De P.C. Hooft-prijs 1953 voor het werk ‘De doopvont en Studiën in volksstructuur’ van van F. Bordewijk is toegekend op voordracht van een jury bestaande uit Antoon Coolen, J. Haantjes, Alfred Kossmann, Elisabeth du Perron-de Roos, Adriaan van der Veen (voorzitter) en H.J. Michaël (ambtelijk secretaris). Aan de P.C. Hooft-prijs is een bedrag verbonden van 2.500 gulden.

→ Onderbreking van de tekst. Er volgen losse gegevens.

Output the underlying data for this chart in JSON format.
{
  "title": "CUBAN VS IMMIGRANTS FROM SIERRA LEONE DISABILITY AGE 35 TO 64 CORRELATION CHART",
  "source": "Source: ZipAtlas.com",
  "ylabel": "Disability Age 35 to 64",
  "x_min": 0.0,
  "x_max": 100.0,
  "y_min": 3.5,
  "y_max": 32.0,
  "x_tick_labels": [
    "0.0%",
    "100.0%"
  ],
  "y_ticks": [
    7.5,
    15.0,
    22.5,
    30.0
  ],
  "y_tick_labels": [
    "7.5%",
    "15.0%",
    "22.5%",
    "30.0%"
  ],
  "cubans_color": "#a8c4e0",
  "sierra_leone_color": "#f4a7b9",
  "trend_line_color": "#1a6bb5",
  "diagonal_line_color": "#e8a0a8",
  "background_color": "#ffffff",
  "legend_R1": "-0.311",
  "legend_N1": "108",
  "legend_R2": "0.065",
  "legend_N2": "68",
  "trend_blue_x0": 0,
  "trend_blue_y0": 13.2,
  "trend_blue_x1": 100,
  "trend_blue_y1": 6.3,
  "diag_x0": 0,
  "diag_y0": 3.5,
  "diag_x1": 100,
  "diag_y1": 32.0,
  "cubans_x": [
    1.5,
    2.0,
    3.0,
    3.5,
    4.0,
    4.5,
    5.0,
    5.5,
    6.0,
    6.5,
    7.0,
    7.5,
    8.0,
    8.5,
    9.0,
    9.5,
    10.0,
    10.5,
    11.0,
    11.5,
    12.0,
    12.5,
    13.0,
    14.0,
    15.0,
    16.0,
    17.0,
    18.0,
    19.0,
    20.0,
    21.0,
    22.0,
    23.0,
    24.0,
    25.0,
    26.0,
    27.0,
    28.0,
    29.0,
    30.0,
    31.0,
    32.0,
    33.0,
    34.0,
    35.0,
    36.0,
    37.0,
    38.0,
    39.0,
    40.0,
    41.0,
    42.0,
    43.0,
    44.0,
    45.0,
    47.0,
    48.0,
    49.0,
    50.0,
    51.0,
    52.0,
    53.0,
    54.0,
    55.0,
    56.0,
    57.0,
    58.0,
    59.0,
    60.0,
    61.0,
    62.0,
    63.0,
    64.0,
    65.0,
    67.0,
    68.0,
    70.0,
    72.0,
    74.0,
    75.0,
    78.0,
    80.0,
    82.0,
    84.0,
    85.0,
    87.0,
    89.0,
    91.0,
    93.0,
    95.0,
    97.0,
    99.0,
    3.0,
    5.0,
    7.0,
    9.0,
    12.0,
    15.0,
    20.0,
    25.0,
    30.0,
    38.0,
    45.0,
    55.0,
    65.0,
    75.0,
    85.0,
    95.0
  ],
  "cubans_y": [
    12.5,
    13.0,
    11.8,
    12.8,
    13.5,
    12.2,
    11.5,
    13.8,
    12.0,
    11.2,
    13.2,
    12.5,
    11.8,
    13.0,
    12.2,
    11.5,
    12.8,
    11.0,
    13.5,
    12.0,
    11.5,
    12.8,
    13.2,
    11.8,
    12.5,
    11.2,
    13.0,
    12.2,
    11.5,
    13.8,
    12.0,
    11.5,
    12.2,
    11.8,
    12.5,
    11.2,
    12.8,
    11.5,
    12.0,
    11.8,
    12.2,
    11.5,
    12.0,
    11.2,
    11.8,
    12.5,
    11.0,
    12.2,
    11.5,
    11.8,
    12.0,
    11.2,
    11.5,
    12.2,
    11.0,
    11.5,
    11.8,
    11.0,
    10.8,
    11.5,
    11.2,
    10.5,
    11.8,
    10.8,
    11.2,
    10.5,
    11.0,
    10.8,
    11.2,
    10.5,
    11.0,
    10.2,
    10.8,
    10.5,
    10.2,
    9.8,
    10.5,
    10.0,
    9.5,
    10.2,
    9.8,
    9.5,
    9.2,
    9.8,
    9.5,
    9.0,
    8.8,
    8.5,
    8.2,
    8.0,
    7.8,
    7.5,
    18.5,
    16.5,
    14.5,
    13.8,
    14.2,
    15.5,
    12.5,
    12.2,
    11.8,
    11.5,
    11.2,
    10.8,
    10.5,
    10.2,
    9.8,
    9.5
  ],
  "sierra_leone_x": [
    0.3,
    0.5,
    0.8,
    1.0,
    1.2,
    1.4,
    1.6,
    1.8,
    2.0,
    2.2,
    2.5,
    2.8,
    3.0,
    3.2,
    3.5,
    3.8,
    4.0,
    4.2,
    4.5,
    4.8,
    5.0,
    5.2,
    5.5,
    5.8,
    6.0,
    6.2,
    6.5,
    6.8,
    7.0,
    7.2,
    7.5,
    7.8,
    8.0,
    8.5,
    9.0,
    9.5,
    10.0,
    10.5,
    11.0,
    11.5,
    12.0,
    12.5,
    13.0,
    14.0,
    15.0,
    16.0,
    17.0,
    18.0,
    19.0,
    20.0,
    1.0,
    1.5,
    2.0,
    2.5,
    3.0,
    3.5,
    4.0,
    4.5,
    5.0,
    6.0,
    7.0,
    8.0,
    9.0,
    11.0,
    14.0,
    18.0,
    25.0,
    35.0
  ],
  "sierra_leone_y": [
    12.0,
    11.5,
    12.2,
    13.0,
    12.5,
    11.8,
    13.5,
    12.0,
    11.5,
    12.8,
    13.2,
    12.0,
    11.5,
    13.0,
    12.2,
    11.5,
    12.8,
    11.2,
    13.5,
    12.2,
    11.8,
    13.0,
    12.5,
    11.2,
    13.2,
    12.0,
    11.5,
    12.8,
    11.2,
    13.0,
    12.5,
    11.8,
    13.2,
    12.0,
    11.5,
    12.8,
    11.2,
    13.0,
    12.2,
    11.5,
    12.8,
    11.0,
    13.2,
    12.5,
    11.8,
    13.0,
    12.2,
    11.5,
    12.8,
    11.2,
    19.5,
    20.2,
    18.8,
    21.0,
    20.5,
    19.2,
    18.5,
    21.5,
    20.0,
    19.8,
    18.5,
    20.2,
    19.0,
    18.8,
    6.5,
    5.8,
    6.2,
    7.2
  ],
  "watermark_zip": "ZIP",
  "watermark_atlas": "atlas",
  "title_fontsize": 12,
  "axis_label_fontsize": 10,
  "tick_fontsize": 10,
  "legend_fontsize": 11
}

Ferdinand (F.) Bordewijk (Amsterdam, 10 oktober 1884 – Den Haag, 28 april 1965), groeide op aan het Singel in een monumentaal huis dat in het verhaal Keizerrijk beschreven wordt. Zijn vader was referendaris bij het departement van Waterstaat. In 1894 verhuisde het gezin naar Den Haag. Bordewijk studeerde rechten in Leiden. Hij promoveerde en werd later advocaat en docent handelsrecht. In 1916 debuteerde hij met een dichtbundel die weinig weerklank vond. Meer erkenning kreeg hij met de kleine romans Blokken (1931), Knorrende Beesten (1933) en Bint (1934). En later met de roman Karakter (1938). In 1919 vestigde hij zich als zelfstandig advocaat in Schiedam. Toen liet hij bij beschikking van de arrondissementsrechtbank van Den Haag vijf van de zes voornamen vervallen die hij bij zijn geboorte kreeg. Alleen Ferdinand bleef over. In 1945 werd Bordewijk voorzitter van de Ereraad voor letterkunde, het zuiveringscollege dat bevoegd was collaborerende schrijvers voor bepaalde tijd een publicatieverbod op te leggen. Van 1947 tot 1952 was hij voorzitter van de Jan Campert-stichting. Hij trouwde in 1916 met de componiste Johanna Roepman en kreeg twee kinderen met haar.
Voor zijn gehele oeuvre kreeg hij in 1957 de Constantijn Huygens-prijs. Ook werd hij koninklijk onderscheiden.